Знамена — ожогов следы в синеве,
открытые, смежив раны.
В день Мая хмельной потрясенной Москве
сказала она «До свиданья!»
Прилуки. Смягчил ее боль и испуг
несломленный бурею тополь.
И брат шел на брата — все дальше на Юг!
Там тысячью тысяч заломленных рук
Москвичку встречал Севастополь.
Движения Белого черные дни.
За морем, за морем спасенье!
Гудели с тоской, уходя, корабли…
Попала она на последний.
Вповалку — плечом у чужого плеча —
на чьих-то ногах головою.
Прислушивалась к чьим-то грустным речам:
«…а знаете, мне посвящен был «Колчан»
влюбленным в меня Гумилевым…»
Семь тысяч молитв. Ветра доброго пыл.
Уже позади Дарданеллы.
Без пресной воды и без угля доплыл
«Рион» в водах мраморных к цели.
Потом — страдный путь (мне ль его описать?)
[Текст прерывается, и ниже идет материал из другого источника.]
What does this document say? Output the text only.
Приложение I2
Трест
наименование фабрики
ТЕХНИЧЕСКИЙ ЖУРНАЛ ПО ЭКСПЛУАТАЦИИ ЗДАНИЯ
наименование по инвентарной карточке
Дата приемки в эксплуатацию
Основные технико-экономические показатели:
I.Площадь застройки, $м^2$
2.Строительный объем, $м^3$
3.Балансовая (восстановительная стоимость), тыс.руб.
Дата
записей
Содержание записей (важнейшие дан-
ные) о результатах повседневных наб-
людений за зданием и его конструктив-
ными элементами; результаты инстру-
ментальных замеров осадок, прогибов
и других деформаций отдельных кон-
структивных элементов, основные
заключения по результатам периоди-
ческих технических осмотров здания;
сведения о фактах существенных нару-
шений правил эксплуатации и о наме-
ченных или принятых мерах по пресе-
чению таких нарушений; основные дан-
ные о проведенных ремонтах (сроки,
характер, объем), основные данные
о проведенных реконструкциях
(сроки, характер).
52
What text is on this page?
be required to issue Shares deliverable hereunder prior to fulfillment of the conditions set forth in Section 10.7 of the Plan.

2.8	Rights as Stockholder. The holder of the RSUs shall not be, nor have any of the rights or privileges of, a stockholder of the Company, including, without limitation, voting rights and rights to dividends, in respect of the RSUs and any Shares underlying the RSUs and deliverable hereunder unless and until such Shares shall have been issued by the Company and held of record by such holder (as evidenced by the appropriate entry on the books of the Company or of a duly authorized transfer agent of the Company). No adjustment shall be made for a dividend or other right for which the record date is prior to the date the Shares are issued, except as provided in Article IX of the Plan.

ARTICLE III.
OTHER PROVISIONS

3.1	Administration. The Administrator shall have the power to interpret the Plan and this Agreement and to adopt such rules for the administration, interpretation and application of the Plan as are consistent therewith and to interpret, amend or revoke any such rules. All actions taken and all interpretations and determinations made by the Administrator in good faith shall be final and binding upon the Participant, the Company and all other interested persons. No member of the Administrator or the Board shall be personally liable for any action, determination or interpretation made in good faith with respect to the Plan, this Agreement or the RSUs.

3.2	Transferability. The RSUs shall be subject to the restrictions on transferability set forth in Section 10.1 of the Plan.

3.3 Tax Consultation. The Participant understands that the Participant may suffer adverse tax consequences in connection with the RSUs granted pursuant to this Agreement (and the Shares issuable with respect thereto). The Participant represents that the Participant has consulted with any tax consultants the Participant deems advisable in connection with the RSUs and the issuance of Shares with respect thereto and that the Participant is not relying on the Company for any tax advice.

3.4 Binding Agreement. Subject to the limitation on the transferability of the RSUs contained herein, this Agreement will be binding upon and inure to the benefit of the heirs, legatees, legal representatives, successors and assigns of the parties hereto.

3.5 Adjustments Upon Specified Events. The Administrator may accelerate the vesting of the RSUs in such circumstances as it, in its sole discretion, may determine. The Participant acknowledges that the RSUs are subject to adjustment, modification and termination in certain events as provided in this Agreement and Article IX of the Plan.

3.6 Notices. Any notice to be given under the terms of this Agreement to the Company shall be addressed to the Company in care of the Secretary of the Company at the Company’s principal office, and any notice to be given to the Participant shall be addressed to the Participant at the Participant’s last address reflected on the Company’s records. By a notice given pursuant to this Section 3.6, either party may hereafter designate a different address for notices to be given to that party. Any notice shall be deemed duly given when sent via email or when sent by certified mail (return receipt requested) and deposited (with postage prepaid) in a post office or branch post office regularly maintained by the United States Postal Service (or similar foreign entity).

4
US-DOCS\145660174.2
Москвички и всех легионов,
что век Золотой помогали ковать,
что жертвенно кинулись век свой спасать —
ушел он, уплыл на «Рионе».
………………………………………………………..
«В Москве родилась я, в Москве и умру», —
сказала (а было ей восемь).
Все та же. И если не осень —
исполнит, быть может, желанье зима:
услышав, что с детства ей снилось,
решит: заслужила за верность она
желанный покой подмосковного сна —
судьбы запоздалую милость.
«Враждуя, правят для меня незримо…»
Лидии Чуковской
Враждуя, правят для меня незримо
и Раб, и Господин в душе моей.
Не знаю утром я: за Господином
пойду я или будет Раб сильней.
Свершится ль часто власти перемена,
зигзагом ли пройду дневной я путь,
кто дел и мыслей будет сувереном,
и строг ли будет с совестью мой суд.
Обижу ли я друга недоверьем,
предательством ли погублю его;
иль пожелаю выдать, лицемеря,
творение чужое за свое.
У нищего ль в погоне за наживой
я отниму котомки жалкий сбор;
посею ли завистливо и льстиво
яд клеветы, потупив скромно взор.
Снесу ли молча чести оскорбленье,
к земле трусливо голову склонив;
искать ли буду жадно наслажденья,
живой души в другом не пощадив…
И если он, несчастный, о спасенье
в беде меня напрасно призывал —
тогда я знаю: каждое движенье,
мой каждый вздох мне Раб продиктовал.
«Я прежде верил: в зареве небесном…»
«Угнетение духа — самая жестокая
и законченная форма угнетения…»
Милован Джилас
Я прежде верил: в зареве небесном
гонца с востока шлет нам лучший век.
И слышалось мне в жаворонка песне:
настанет скоро утро, человек!
Я ждал. Я жертвовал… Хоть от лишений
был часто нестерпимым мой удел;
далеким утру, солнцу пробужденью
в надежде молодой я песни пел.
Как долго ждал я? Месяцы иль годы?
Или десятки трудных долгих лет?..
Но солнце не взошло на небосводе, и ночь
сменила розовый рассвет.
Потом из непроглядной тьмы-столетья
я к выходу путь ощупью искал.
И в поисках тех ничего на свете
так горячо, как утра, не желал.
Я шел на запад. Расправляя плечи и
не страшась камней любых дорог —
шел с новой верой: здесь я солнце встречу,
и только с ним я на восток вернусь.
4. ПОЭМЫ, ЛЕГЕНДЫ, СТИХИ РАЗНЫХ ЛЕТ
В лучах северного сияния (либретто хореографической оратории[2])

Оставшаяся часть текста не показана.